Em 2016, após a publicação de reportagens sobre remunerações acima do teto constitucional recebidas por magistrados, promotores e procuradores do Paraná, o jornal e os profissionais responsáveis pelas matérias foram alvos das demandas em juizados de 19 municípios espalhados pelo Estado.

A pulverização dos processos a diferentes municípios do Paraná foi vista por entidades que representam a imprensa como uma forma de dificultar o trabalho de suas defesas, de tornar o processo mais oneroso e de intimidar o veículo de comunicação e os jornalistas, o que fere a liberdade de imprensa. O jornal, então, apresentou uma reclamação ao STF para pedir a extinção das ações.

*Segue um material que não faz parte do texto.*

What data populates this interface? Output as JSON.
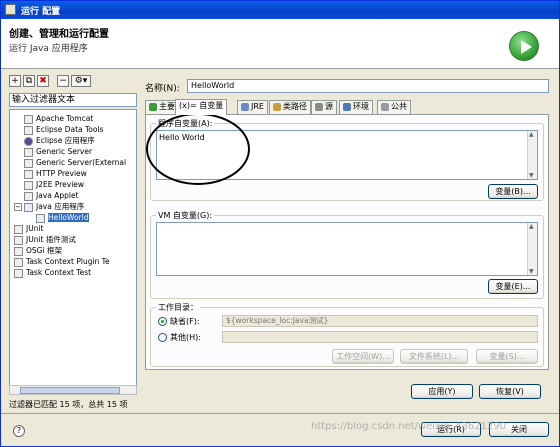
{
  "window": {
    "title": "运行 配置"
  },
  "header": {
    "title": "创建、管理和运行配置",
    "subtitle": "运行 Java 应用程序",
    "run_icon": "run-icon"
  },
  "left": {
    "toolbar": [
      "new-config-icon",
      "duplicate-icon",
      "delete-icon",
      "collapse-icon",
      "filter-icon"
    ],
    "filter_text": "输入过滤器文本",
    "tree": [
      {
        "label": "Apache Tomcat",
        "icon": "tomcat-icon"
      },
      {
        "label": "Eclipse Data Tools",
        "icon": "data-tools-icon"
      },
      {
        "label": "Eclipse 应用程序",
        "icon": "eclipse-icon"
      },
      {
        "label": "Generic Server",
        "icon": "server-icon"
      },
      {
        "label": "Generic Server(External",
        "icon": "server-icon"
      },
      {
        "label": "HTTP Preview",
        "icon": "http-icon"
      },
      {
        "label": "J2EE Preview",
        "icon": "j2ee-icon"
      },
      {
        "label": "Java Applet",
        "icon": "applet-icon"
      },
      {
        "label": "Java 应用程序",
        "icon": "java-app-icon"
      },
      {
        "label": "HelloWorld",
        "icon": "java-class-icon"
      },
      {
        "label": "JUnit",
        "icon": "junit-icon"
      },
      {
        "label": "JUnit 插件测试",
        "icon": "junit-plugin-icon"
      },
      {
        "label": "OSGi 框架",
        "icon": "osgi-icon"
      },
      {
        "label": "Task Context Plugin Te",
        "icon": "task-icon"
      },
      {
        "label": "Task Context Test",
        "icon": "task-icon"
      }
    ],
    "status": "过滤器已匹配 15 项，总共 15 项"
  },
  "right": {
    "name_label": "名称(N):",
    "name_value": "HelloWorld",
    "tabs": [
      {
        "label": "主要",
        "icon": "main-tab-icon"
      },
      {
        "label": "(x)= 自变量",
        "icon": "args-tab-icon"
      },
      {
        "label": "JRE",
        "icon": "jre-tab-icon"
      },
      {
        "label": "类路径",
        "icon": "classpath-tab-icon"
      },
      {
        "label": "源",
        "icon": "source-tab-icon"
      },
      {
        "label": "环境",
        "icon": "env-tab-icon"
      },
      {
        "label": "公共",
        "icon": "common-tab-icon"
      }
    ],
    "program_args_label": "程序自变量(A):",
    "program_args_value": "Hello World",
    "variables_btn": "变量(B)...",
    "vm_args_label": "VM 自变量(G):",
    "vm_args_value": "",
    "variables_btn2": "变量(E)...",
    "workdir_label": "工作目录：",
    "default_radio": "缺省(F):",
    "default_value": "${workspace_loc:Java测试}",
    "other_radio": "其他(H):",
    "other_value": "",
    "workspace_btn": "工作空间(W)...",
    "filesystem_btn": "文件系统(L)...",
    "vars_btn3": "变量(S)...",
    "apply_btn": "应用(Y)",
    "revert_btn": "恢复(V)"
  },
  "footer": {
    "run_btn": "运行(R)",
    "close_btn": "关闭",
    "watermark": "https://blog.csdn.net/weixin_43621290"
  }
}
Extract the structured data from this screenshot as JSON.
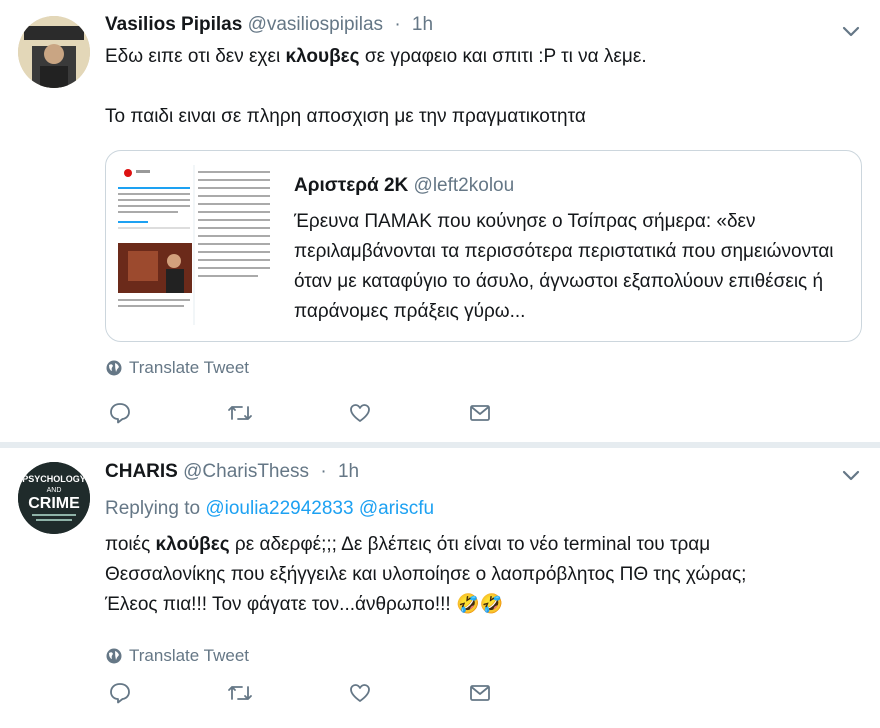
{
  "tweets": [
    {
      "name": "Vasilios Pipilas",
      "handle": "@vasiliospipilas",
      "separator": "·",
      "time": "1h",
      "avatar_text": "ΑΝΑΖΗΤΕΙΤΑΙ ΣΟΦΟΣ ΑΝΘΡΩΠΟΣ",
      "text_before": "Εδω ειπε οτι δεν εχει ",
      "text_bold": "κλουβες",
      "text_after": " σε γραφειο και σπιτι :P τι να λεμε.",
      "text_line2": "Το παιδι ειναι σε πληρη αποσχιση με την πραγματικοτητα",
      "quote": {
        "name": "Αριστερά 2Κ",
        "handle": "@left2kolou",
        "text": "Έρευνα ΠΑΜΑΚ που κούνησε ο Τσίπρας σήμερα: «δεν περιλαμβάνονται τα περισσότερα περιστατικά που σημειώνονται όταν με καταφύγιο το άσυλο, άγνωστοι εξαπολύουν επιθέσεις ή παράνομες πράξεις γύρω..."
      },
      "translate_label": "Translate Tweet"
    },
    {
      "name": "CHARIS",
      "handle": "@CharisThess",
      "separator": "·",
      "time": "1h",
      "avatar_line1": "PSYCHOLOGY",
      "avatar_line2": "AND",
      "avatar_line3": "CRIME",
      "replying_label": "Replying to",
      "mention1": "@ioulia22942833",
      "mention2": "@ariscfu",
      "text_before": "ποιές ",
      "text_bold": "κλούβες",
      "text_after": " ρε αδερφέ;;; Δε βλέπεις ότι είναι το νέο terminal του τραμ",
      "text_line2": "Θεσσαλονίκης που εξήγγειλε και υλοποίησε ο λαοπρόβλητος ΠΘ της χώρας;",
      "text_line3": "Έλεος πια!!! Τον φάγατε τον...άνθρωπο!!! 🤣🤣",
      "translate_label": "Translate Tweet"
    }
  ],
  "colors": {
    "text": "#14171a",
    "secondary": "#657786",
    "link": "#1da1f2",
    "border": "#e6ecf0"
  },
  "icons": [
    "chevron-down-icon",
    "globe-icon",
    "reply-icon",
    "retweet-icon",
    "like-icon",
    "message-icon"
  ]
}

Em seu voto, a relatora do caso, ministra Rosa Weber, recordou decisões em que o Supremo ressaltou que restrições à liberdade de imprensa não são compatíveis com direitos garantidos pela Constituição Federal, principalmente o de informação, previsto no artigo 220.

“No Estado Democrático de Direito, a liberdade de expressão tornou-se a regra e sua restrição é admitida somente em situações excepcionais e nos termos da lei”, escreveu. Segundo a ministra, “o núcleo essencial e irredutível do direito fundamental à liberdade de expressão do pensamento compreende não apenas os direitos de informar e de ser informado, mas também os direitos de ter, de emitir opiniões e de fazer críticas.” Para ela, a redução da atividade jornalística à mera divulgação de informações equivaleria a reduzir o seu papel social.

Sobre a reportagem da Gazeta do Povo, a ministra lembrou que o STF já decidiu, em repercussão geral, “que a divulgação nominal e detalhada de salários recebidos por servidores não viola a intimidade ou a vida privada, uma vez que os dados são de interesse público”.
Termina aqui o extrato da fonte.